Saturday, July 7, 2012

Over my head with a loud WHOOSH!

I guess I have never been the kind of female who recognizes male interest. This is probably because I don't walk around thinking guys are looking at me. If I do see that someone is watching it usually makes me wonder if my hair is sticking up, do I have a smudge on my face? Oh Hell! What is it??! And I move on, checking my hair to see if it is sticking up.

I don't think of myself as sexy. I do not even think of the words pretty. Frankly, I have been this way since  puberty. Maybe it is a lack of self confidence, or just my perception of myself as a regular gal. If I hear someone make a comment about me, whether it's "you look great," or " your hair looks nice today," I thank them dryly and forget it was mentioned. For the most part disbelieving sincerity, even if it was meant well.

Yesterday I was training a new officer. We were walking around the facility and were entering the grandstand area because there had been a few complaints about access to and from the 2nd floor
A man stopped us," mumble-mumble..I have been coming here for 30 years and have never had this problem." I assisted the best that I could and was walking away with my trainee, a very sweet Indian lady who is a welcome addition to our crew. She said that "That man was checking you out."
I said" what?"
She said " Yes, when you turned your head he was looking at you closely."
I.." no way."
She "Yes way."
Me "Hmmm...doubtful."
*Privately--"eww!"*

And we moved on. So no, I don't see it. Maybe I am blind to it. I never approach anyone thinking that they are accessing me that way, especially men. (If I did I would be freaking paranoid where I work..there are thousands of customers there at any single time.) I don't think it's a flaw, I am just a realist when it comes to myself. Face it, when most of us look in the mirror we are not thinking.."Gosh! I am gorgeous today! I wonder if anyone will notice?"

(Are there people out there that do that?!)

This is going to make it very difficult to find someone new.
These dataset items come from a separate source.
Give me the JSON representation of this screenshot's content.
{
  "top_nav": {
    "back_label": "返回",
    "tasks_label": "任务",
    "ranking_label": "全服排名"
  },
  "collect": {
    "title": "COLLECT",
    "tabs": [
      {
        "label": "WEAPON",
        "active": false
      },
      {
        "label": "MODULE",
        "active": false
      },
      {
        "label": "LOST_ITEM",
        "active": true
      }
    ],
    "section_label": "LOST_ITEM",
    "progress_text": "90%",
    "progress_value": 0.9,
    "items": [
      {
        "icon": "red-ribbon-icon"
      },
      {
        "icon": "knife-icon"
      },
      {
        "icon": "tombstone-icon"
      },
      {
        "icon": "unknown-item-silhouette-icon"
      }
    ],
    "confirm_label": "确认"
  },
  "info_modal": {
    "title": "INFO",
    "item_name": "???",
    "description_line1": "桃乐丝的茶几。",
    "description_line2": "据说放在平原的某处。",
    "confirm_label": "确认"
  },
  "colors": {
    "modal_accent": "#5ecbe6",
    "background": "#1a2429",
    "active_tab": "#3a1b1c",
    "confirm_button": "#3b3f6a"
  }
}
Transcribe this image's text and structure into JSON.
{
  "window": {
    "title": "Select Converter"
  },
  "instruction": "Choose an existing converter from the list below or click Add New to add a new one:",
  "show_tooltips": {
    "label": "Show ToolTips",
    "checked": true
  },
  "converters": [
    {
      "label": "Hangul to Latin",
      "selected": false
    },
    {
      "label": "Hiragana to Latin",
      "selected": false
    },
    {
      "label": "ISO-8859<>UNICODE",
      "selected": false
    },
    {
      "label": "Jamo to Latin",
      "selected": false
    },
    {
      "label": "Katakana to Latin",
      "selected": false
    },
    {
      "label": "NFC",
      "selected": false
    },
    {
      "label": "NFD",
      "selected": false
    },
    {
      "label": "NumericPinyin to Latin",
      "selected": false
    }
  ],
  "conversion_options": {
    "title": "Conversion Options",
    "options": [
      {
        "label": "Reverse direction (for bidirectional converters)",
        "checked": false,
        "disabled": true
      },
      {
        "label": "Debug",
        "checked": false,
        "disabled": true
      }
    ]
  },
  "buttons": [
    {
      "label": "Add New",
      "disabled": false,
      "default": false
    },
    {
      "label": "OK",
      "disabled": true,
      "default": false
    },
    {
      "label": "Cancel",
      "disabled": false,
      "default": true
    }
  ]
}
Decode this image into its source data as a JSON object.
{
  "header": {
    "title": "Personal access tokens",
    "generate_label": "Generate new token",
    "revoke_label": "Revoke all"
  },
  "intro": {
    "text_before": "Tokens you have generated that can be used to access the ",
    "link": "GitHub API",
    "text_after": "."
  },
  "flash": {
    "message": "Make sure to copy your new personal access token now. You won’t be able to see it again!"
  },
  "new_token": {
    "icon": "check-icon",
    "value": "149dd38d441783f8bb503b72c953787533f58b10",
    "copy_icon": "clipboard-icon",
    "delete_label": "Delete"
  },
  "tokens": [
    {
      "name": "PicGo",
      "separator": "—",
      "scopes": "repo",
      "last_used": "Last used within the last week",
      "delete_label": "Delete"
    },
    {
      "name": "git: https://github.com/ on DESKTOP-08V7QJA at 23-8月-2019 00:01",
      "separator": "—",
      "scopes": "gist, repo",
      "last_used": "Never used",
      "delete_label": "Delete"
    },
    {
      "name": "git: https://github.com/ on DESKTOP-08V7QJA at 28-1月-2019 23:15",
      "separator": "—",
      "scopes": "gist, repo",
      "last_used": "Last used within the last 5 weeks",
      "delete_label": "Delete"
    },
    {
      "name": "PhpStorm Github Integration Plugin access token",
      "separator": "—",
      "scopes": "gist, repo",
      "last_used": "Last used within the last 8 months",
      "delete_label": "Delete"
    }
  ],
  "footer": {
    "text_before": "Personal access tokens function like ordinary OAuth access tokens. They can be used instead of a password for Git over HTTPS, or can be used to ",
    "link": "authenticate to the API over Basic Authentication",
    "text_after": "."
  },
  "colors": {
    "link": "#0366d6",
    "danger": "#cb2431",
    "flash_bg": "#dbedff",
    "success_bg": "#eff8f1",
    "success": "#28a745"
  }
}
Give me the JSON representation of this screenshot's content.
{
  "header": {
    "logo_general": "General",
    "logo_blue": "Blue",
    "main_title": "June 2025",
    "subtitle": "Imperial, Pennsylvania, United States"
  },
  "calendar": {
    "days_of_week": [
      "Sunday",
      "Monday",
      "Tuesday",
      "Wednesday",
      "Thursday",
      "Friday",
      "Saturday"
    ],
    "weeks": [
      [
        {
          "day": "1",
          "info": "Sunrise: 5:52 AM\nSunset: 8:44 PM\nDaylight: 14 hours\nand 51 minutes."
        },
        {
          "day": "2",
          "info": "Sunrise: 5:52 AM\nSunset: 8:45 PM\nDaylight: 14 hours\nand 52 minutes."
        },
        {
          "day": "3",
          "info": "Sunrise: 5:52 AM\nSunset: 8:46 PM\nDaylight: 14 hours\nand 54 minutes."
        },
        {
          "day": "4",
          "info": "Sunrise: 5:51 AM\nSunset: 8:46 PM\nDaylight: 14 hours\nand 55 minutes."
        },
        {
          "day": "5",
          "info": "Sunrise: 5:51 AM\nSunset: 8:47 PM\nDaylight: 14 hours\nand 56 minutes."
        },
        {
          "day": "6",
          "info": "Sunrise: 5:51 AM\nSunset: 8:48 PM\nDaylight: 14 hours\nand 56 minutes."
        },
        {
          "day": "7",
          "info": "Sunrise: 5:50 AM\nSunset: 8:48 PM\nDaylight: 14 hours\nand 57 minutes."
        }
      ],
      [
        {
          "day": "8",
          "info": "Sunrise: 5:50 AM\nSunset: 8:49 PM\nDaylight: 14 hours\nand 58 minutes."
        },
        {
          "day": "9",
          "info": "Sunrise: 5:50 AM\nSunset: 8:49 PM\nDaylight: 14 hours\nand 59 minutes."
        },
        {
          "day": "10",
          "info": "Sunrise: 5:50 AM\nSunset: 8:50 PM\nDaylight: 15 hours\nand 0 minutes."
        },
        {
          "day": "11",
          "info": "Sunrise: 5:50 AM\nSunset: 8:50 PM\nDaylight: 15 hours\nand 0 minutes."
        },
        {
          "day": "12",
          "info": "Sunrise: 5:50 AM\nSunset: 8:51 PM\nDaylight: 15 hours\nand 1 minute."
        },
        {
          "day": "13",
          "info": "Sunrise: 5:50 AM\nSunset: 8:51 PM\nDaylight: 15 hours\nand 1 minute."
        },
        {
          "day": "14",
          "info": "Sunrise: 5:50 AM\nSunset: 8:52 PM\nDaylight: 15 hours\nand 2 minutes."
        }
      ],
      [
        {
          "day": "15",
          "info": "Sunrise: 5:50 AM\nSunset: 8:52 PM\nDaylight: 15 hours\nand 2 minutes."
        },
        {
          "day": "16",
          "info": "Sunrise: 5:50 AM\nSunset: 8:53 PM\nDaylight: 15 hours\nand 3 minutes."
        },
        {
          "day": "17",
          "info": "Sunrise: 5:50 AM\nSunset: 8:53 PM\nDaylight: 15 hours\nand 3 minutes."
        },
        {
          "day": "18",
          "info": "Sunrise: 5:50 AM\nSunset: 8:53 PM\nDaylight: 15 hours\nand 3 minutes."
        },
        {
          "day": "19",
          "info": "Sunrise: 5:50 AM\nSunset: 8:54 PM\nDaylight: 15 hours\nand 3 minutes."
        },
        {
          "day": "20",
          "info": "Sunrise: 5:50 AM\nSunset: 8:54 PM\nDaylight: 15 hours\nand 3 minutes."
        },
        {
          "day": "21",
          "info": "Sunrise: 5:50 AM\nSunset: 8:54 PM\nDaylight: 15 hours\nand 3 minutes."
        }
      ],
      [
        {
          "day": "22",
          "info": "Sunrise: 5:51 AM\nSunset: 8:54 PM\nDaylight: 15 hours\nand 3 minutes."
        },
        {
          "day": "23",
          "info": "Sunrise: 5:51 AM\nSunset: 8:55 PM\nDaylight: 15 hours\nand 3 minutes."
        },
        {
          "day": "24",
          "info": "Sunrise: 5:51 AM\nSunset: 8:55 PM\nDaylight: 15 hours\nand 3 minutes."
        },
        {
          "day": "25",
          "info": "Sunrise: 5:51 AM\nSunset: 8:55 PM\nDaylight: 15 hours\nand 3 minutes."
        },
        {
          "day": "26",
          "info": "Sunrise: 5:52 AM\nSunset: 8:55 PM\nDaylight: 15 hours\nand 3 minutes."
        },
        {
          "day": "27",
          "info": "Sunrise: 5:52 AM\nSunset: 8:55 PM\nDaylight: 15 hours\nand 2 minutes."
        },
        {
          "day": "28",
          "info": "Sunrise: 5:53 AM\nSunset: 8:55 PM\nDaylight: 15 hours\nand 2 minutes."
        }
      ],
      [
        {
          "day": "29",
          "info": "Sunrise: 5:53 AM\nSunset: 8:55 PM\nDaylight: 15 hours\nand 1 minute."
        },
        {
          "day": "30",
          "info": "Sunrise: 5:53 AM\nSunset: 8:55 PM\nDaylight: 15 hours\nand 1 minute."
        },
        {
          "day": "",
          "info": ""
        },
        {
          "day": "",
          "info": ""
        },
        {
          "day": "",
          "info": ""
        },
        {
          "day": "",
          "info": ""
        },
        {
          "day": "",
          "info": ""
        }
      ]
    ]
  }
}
I will have no idea if they are looking, unless they say something..and as I explained above...I'd be patting myself down making sure nothing was sticking out or up. And um...most of the people who talk to me are either asking about the casino, or asking me why they have to leave when they are likely intoxicated. I tend to not flirt with those under the influence, it would be a wasted (pun intended) effort.

So ends today's  moment of introspection. It's was so hot out there today that if there was any pretty there it likely melted off. Ha!

have a good nite,
k


1 comment:

Anonymous said...

I think that there are lots of folks that don't think about the idea/fact that other people are looking at them "in that way". I don't think you have low self esteem at all! I think that you are jut comfortable in your own skin. You will know when someone is interested in you, and it will happen probably when you least expect it!